Et puis, un jour, un mot avait été mis sur cette singularité : Germain était hyperpolyglotte.
Les réactions autour de nous avaient plu : ses parents étaient très contents, ils pensaient qu’enfin, avec pareille corde à son arc, Germain trouverait un travail, tant son incroyable compétence susciterait la convoitise. Il recevrait des propositions si alléchantes qu’elles lui donneraient le courage de se lever le matin, de s’habiller et de sortir, enfin, de chez nous. Ils voyaient en la capacité de leur fils un trésor inespéré, la clef de bien des énigmes après tant d’années à ne rien comprendre, ni lui, ni ses problèmes.
Sa psy était toute aussi excitée mais dans un registre bien différent. Elle m’avait retenue dans son bureau lors de notre dernière séance pour me glisser que son mari, neurolinguiste réputé, serait enchanté de faire la connaissance de Germain. J’avais lu dans son regard et entendu aux trémolos de sa voix, d’habitude monocorde, qu’elle avait trouvé en mon mari le parfait trophée. Tandis que je l’écoutais me vanter les mérites de son grand scientifique, m’était apparue soudain l’image de Germain tel un petit animal mort  dans sa gueule et dont elle déposerait délicatement au pied de son maître le cadavre encore chaud.
Toute la semaine, mon cousin Thierry, à la tête d’une startup parisienne en vogue, avait laissé plusieurs messages sur mon répondeur. Il avait su par Maman. Il voulait proposer à Germain un projet sensationnel, il venait d’opérer une levée de fonds, il était au top et il croyait au potentiel de mon mari, il avait toujours décelé chez lui des facultés exceptionnelles, sans trop pouvoir les définir toutefois jusqu’ici mais là, on y était, c’était une nouvelle absolument géniale et il voulait mettre à profit le talent de Germain, qu’il fasse parti de son aventure, des profils comme le sien, c’était le succès assuré.
La télé locale avait appelé, aussi, plusieurs fois.
Je n’avais pas mentionné ces multiples coups de fil à Germain. D’ailleurs, depuis que nous savions, nous parlions encore moins. Germain, en pleine phase de rejet, ne voulait plus pratiquer le français et je ne connaissais suffisamment aucune autre langue pour que nous puissions avoir la moindre conversation digne de ce nom. Je sentais bien que nous étions toujours dans une impasse.

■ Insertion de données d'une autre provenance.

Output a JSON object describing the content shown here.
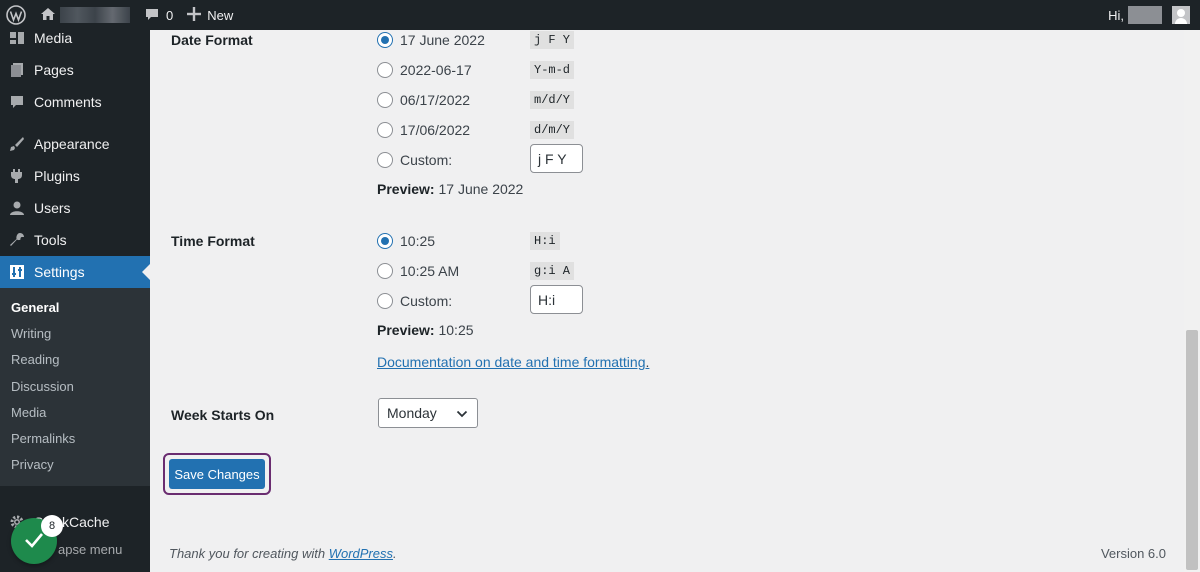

Contrairement aux autres, je n’avais pas cru que la révélation de sa capacité change quoi que ce soit à notre quotidien. Toujours, Germain resterait enfermé dans notre chambre de huit heures à midi. A midi une, il appuierait sur le bouton du micro-ondes pour réchauffer l’assiette que je lui aurais préparée le matin. Puis de midi trente à tard le soir, avec une bouteille d’eau et un paquet de gâteaux au chocolat, il retournerait dans la chambre et passerait le temps restant, avant de tomber de sommeil, à compulser les pages des tréfonds d’Internet, les yeux rougis par l’écran bleu.
Pourtant, Germain n’avait pas une soif d’apprendre intarissable, s’il emmagasinait des tonnes de savoir, c’était seulement par la force des choses. Il ignorait simplement quoi faire d’autre de son existence, n’avait envie de rien et tuait ses jours et une partie de ses nuits à ingurgiter, tel un monstre boulimique, le contenu sans fond agrégé sur la toile. Germain parlait treize langues couramment mais il savait aussi comment boucler ses cheveux avec des pailles, pourquoi appliquer du dentifrice sur ses boutons, fabriquer un haut-parleur pour son Iphone avec un rouleau de papier toilette et deux gobelets en plastique et des millions d’autres choses qu’il listait religieusement sur un document Word ouvert depuis des années.
Germain est hyperpolyglotte. Très bien. Mais Germain est surtout autiste. Je n’avais pas besoin d’un neurolinguiste pour m’en être rendue compte.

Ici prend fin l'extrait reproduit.